Timing of taxation of export incentives under the Income Tax Act

INTRODUCTION

There are various incentives are provided to the exporters to make it simpler for them to compete in the international market in terms of cost, technology and infrastructural facilities.

Following are the benefits available to exporters with respect to payment of import duty are as under –

(a)
Duty Entitlement Pass Book Benefit (DEPB)
(b)
Duty Draw Back Benefit (DDB)
(c)
Duty Exemption Entitlement Certificate (DEEC) also known as Advance License Scheme
(d)
Duty Free Replenishment Certificate (DFRC)

Under the aforesaid schemes, an assessee is entitled to import entitlements on the basis of exports at zero or concessional rate. The said entitlements can be utilised either by way of actual import of raw material at  zero or concessional rate or the said entitlement can be sold in the open market at a premium and the profit is pocketed. In the case of advance licence scheme, the exporter is entitled to the benefit on the basis of future export commitments but on failure to honour the commitment, the exporter has to make good the benefit wrongly availed to the government.

ASSESSEE IS FOLLOWING MERCANTILE SYSTEM : ISSUE WHEN INCOME SHOULD BE RECOGINED.

A typical situation arises where the assessees is following mercantile system how to account for export benefits particularly when the benefit is merely notional and may not materialise in the subsequent year.
Common instances of such cases are-
(a)
Actual entitlement earned but no import of raw material is made.
(b)
Actual import of raw material is made at zero or concessional rate but no corresponding sale is made.
(c)
Actual entitlement earned in year one but same is sold at a profit in year two.

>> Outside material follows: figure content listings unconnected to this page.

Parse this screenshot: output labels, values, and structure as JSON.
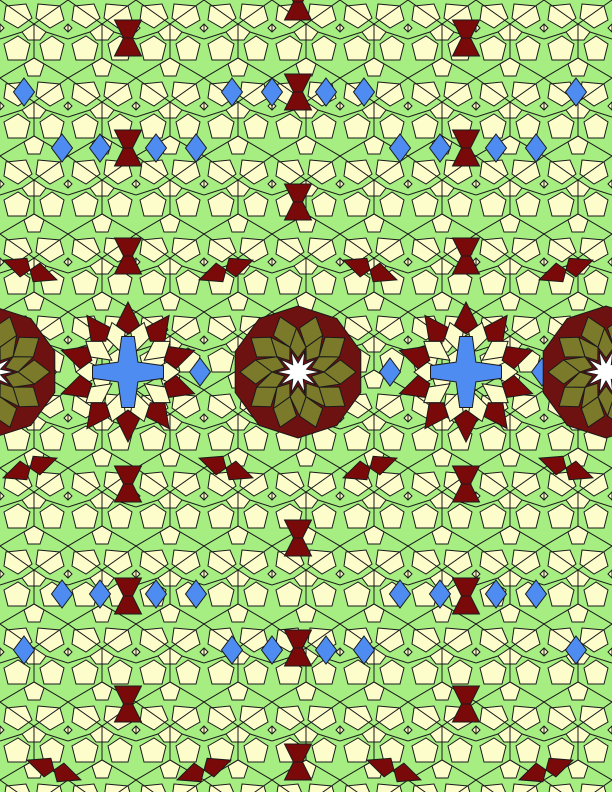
{
  "pattern": {
    "kind": "girih-style geometric tessellation",
    "palette": {
      "ground": "#a6ee82",
      "petal": "#fdfccb",
      "kite": "#7a0a0a",
      "diamond": "#4f8cf2",
      "rosette": "#7b7a2b",
      "rosette_ring": "#6e1111",
      "line": "#1a1a1a",
      "star": "#ffffff"
    },
    "motifs": {
      "rosette": {
        "points": 10,
        "ring_cells": 10
      },
      "blue_cross": {
        "arms": 4
      },
      "bowtie": {
        "wings": 2
      }
    }
  }
}
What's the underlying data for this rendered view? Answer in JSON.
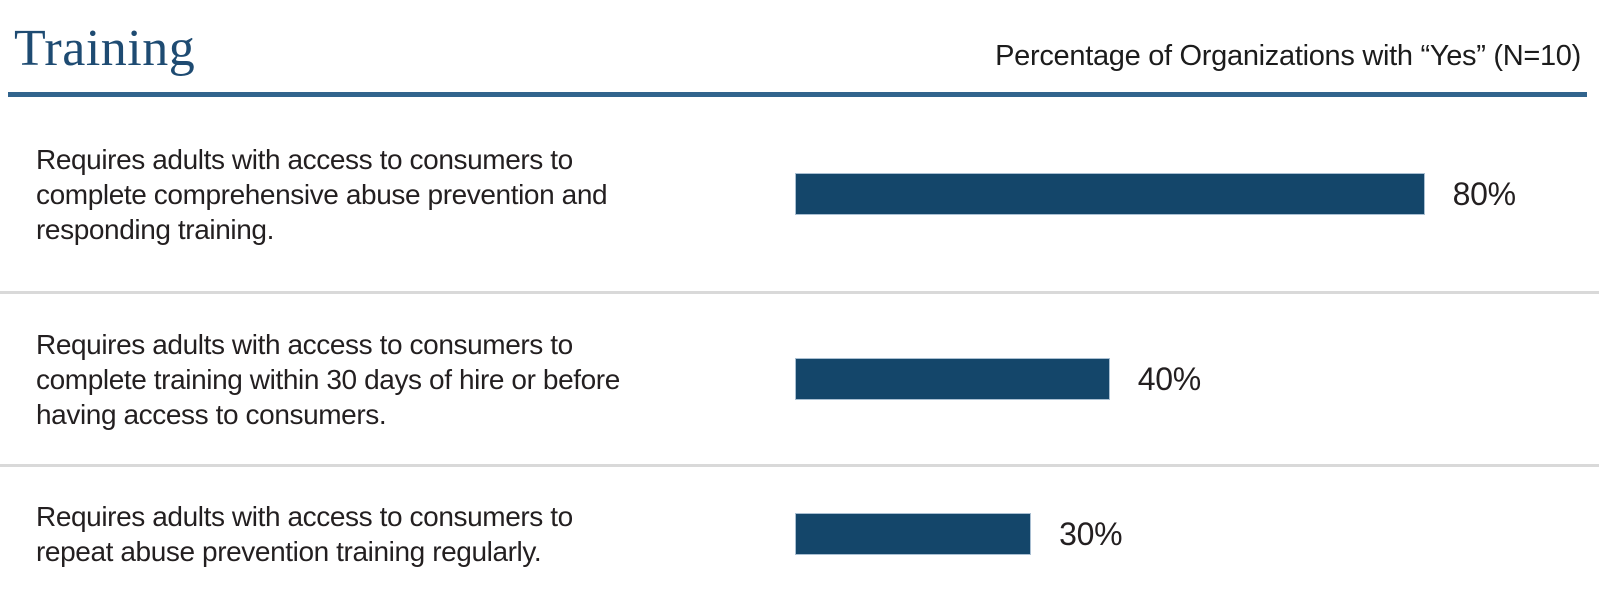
{
  "header": {
    "title": "Training",
    "subtitle": "Percentage of Organizations with “Yes” (N=10)"
  },
  "chart_data": {
    "type": "bar",
    "orientation": "horizontal",
    "title": "Training",
    "xlabel": "Percentage of Organizations with “Yes” (N=10)",
    "sample_size": "N=10",
    "categories": [
      "Requires adults with access to consumers to complete comprehensive abuse prevention and responding training.",
      "Requires adults with access to consumers to complete training within 30 days of hire or before having access to consumers.",
      "Requires adults with access to consumers to repeat abuse prevention training regularly."
    ],
    "values": [
      80,
      40,
      30
    ],
    "value_labels": [
      "80%",
      "40%",
      "30%"
    ],
    "xlim": [
      0,
      100
    ],
    "grid": false,
    "legend": "none"
  },
  "rows": [
    {
      "lines": [
        "Requires adults with access to consumers to",
        "complete comprehensive abuse prevention and",
        "responding training."
      ],
      "value": 80,
      "value_label": "80%"
    },
    {
      "lines": [
        "Requires adults with access to consumers to",
        "complete training within 30 days of hire or before",
        "having access to consumers."
      ],
      "value": 40,
      "value_label": "40%"
    },
    {
      "lines": [
        "Requires adults with access to consumers to",
        "repeat abuse prevention training regularly."
      ],
      "value": 30,
      "value_label": "30%"
    }
  ],
  "colors": {
    "title_blue": "#1e4b72",
    "rule_blue": "#31648d",
    "bar_fill": "#14466a",
    "bar_border": "#a9bfd2",
    "divider_gray": "#d9d9d9",
    "text": "#231f20"
  }
}
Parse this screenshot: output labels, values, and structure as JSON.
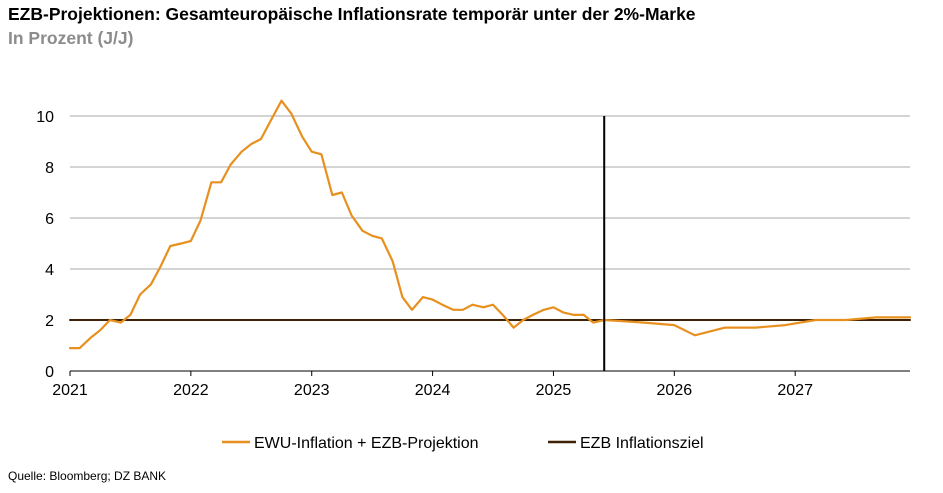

Department view is to offer the income for tax in the previous year in which entitlement is granted even if actual sale is made subsequently. The problem is is compounded when the assessee himself takes credit of the estimated benefit in its accounts.

CASE LAWS

Some of the reported judgements from the high courts and the apex court on the issue are analysed hereunder-
(a)
Indian Overseas Bank Ltd. vs. CIT
it was held that even in the mercantile system of accounting, any contingent/estimated benefit cannot be brought to tax.        
(b)
CIT v. Shoorji Vallabhdas and Co
"Income-tax is a levy on income. No doubt, the Income-tax Act takes into account two points of time at which the liability to tax is attracted, viz., the accrual of the income or its receipt; but the substance of the matter is the income. If income does not result at all, there cannot be a tax, even though in book-keeping, an entry is made about a hypothetical income, which does not materialise."

LAW IS SILENT?

As per section 28(iiia) profit on sale of a licence granted under Import (Control) Order would be charged to Income-tax.

The expression "profit on sale" is employed in this sub-section in contradistinction to the cash assistance "received or receivable" as incorporated in section 28(iiib) and the duty of customs or excise "repaid or repayable" as contained in section 28(iiic).

The intention is very clear that insofar as the import entitlements are concerned, the profit has to be recognised only when such licences are sold and the profit is, in fact, realised. Mere holding of licence as at the year end does not result into accrual of income.

If the view of the department is accepted, it would amount to double taxation because not only the profit on acquisition of such import licences as is the case in hand, would be taxable but the actual profit realized on the sale of such licences would again become subject-matter of taxation in view of the specific provision contained in section 28(iiia).